The requirements for cross-products in many annotation use cases. Terms such as Bone marrow from femur failed to match, even though both Bone marrow and Femur were in the ontologies.
These insights will also inform our future efforts in developing and refining ontology-matching tools. Although the purpose of this study was not to evaluate the tools per se, some interesting findings emerged that will provide a basis for future refinement of the tools.
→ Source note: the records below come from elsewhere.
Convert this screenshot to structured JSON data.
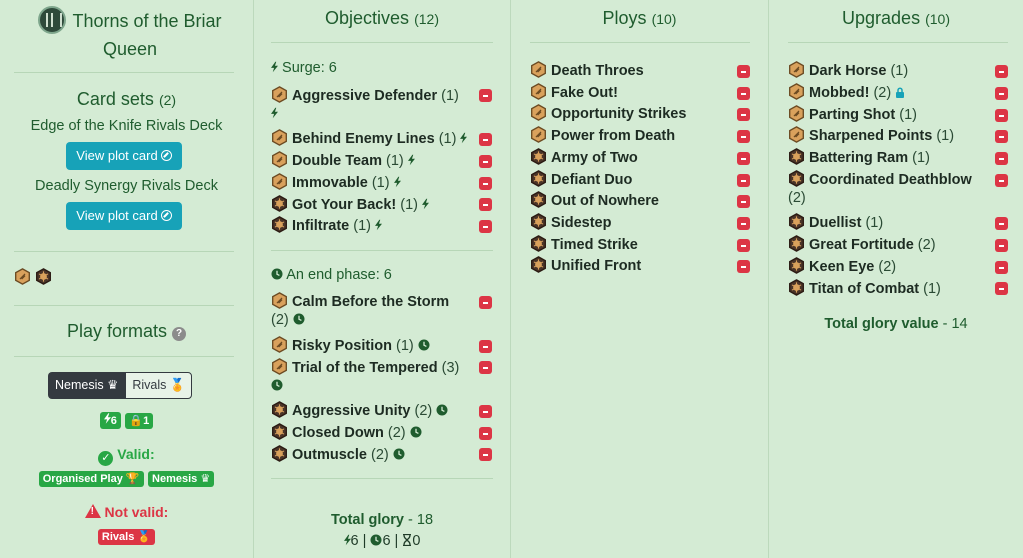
{
  "faction": {
    "name_line1": "Thorns of the Briar",
    "name_line2": "Queen"
  },
  "card_sets": {
    "title": "Card sets",
    "count": "(2)",
    "decks": [
      {
        "name": "Edge of the Knife Rivals Deck",
        "button": "View plot card"
      },
      {
        "name": "Deadly Synergy Rivals Deck",
        "button": "View plot card"
      }
    ]
  },
  "play_formats": {
    "title": "Play formats",
    "toggle": {
      "active": "Nemesis",
      "inactive": "Rivals"
    },
    "counts": {
      "surge": "6",
      "lock": "1"
    },
    "valid_label": "Valid:",
    "valid_formats": [
      "Organised Play",
      "Nemesis"
    ],
    "invalid_label": "Not valid:",
    "invalid_formats": [
      "Rivals"
    ]
  },
  "objectives": {
    "title": "Objectives",
    "count": "(12)",
    "surge_label": "Surge: 6",
    "end_label": "An end phase: 6",
    "surge_cards": [
      {
        "name": "Aggressive Defender",
        "count": "(1)"
      },
      {
        "name": "Behind Enemy Lines",
        "count": "(1)"
      },
      {
        "name": "Double Team",
        "count": "(1)"
      },
      {
        "name": "Immovable",
        "count": "(1)"
      },
      {
        "name": "Got Your Back!",
        "count": "(1)"
      },
      {
        "name": "Infiltrate",
        "count": "(1)"
      }
    ],
    "end_cards": [
      {
        "name": "Calm Before the Storm",
        "count": "(2)"
      },
      {
        "name": "Risky Position",
        "count": "(1)"
      },
      {
        "name": "Trial of the Tempered",
        "count": "(3)"
      },
      {
        "name": "Aggressive Unity",
        "count": "(2)"
      },
      {
        "name": "Closed Down",
        "count": "(2)"
      },
      {
        "name": "Outmuscle",
        "count": "(2)"
      }
    ],
    "total_label": "Total glory",
    "total_value": "- 18",
    "summary": {
      "surge": "6",
      "end": "6",
      "hourglass": "0"
    }
  },
  "ploys": {
    "title": "Ploys",
    "count": "(10)",
    "cards": [
      {
        "name": "Death Throes"
      },
      {
        "name": "Fake Out!"
      },
      {
        "name": "Opportunity Strikes"
      },
      {
        "name": "Power from Death"
      },
      {
        "name": "Army of Two"
      },
      {
        "name": "Defiant Duo"
      },
      {
        "name": "Out of Nowhere"
      },
      {
        "name": "Sidestep"
      },
      {
        "name": "Timed Strike"
      },
      {
        "name": "Unified Front"
      }
    ]
  },
  "upgrades": {
    "title": "Upgrades",
    "count": "(10)",
    "cards": [
      {
        "name": "Dark Horse",
        "count": "(1)"
      },
      {
        "name": "Mobbed!",
        "count": "(2)"
      },
      {
        "name": "Parting Shot",
        "count": "(1)"
      },
      {
        "name": "Sharpened Points",
        "count": "(1)"
      },
      {
        "name": "Battering Ram",
        "count": "(1)"
      },
      {
        "name": "Coordinated Deathblow",
        "count": "(2)"
      },
      {
        "name": "Duellist",
        "count": "(1)"
      },
      {
        "name": "Great Fortitude",
        "count": "(2)"
      },
      {
        "name": "Keen Eye",
        "count": "(2)"
      },
      {
        "name": "Titan of Combat",
        "count": "(1)"
      }
    ],
    "total_label": "Total glory value",
    "total_value": "- 14"
  },
  "colors": {
    "background": "#d4ebd4",
    "accent_green": "#1f5c2e",
    "button_teal": "#17a2b8",
    "remove_red": "#dc3545",
    "valid_green": "#28a745"
  }
}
Ontology Mapper was far more sensitive to potential mappings than the anatomist was, tending toward false positives such as proposing to match Perisoteum of ilium with Whole embryo. This was an artifact of its Double Metaphone algorithm. Zooma did not provide any false positives, as a result of its exact matching, but made many false negative errors. The discrepancy between Zooma's exact matches and the anatomist's is an interesting finding. The numbers should have been the same. Possible reasons for the discrepancy include human error, a possible bug in the code, or the presence of non-printing characters in the data, recognisable by Zooma but invisible to the anatomist. We will follow up on this in future work. Another issue for future work is aligning matches along semantic content rather than the lexical matching that sufficed for this exploratory study. The lexical matching approach worked for such general vertebrate structures as Liver or Kidney, but for annotations containing more detailed accounts of species-specific structures (e.g., zebrafish Frontal bone, rat Anterior prostate), this approach will need to be refined in order to avoid another source of false positives.
In order for ontologies to realize their potential, they need to be used. The user must perceive the benefit from their use, whether that benefit takes the form of ease of data entry, time saved, and replacement of manual inspection with automation. The current state of anatomical ontologies leaves a gap between the needs of the user and which ontologies are available. There is a real and growing need for tools such as Zooma, Ontology Mapper, and others that can complement the functions of ontologies in bridging that gap, removing barriers between the ontology and the community of users it is intended to serve.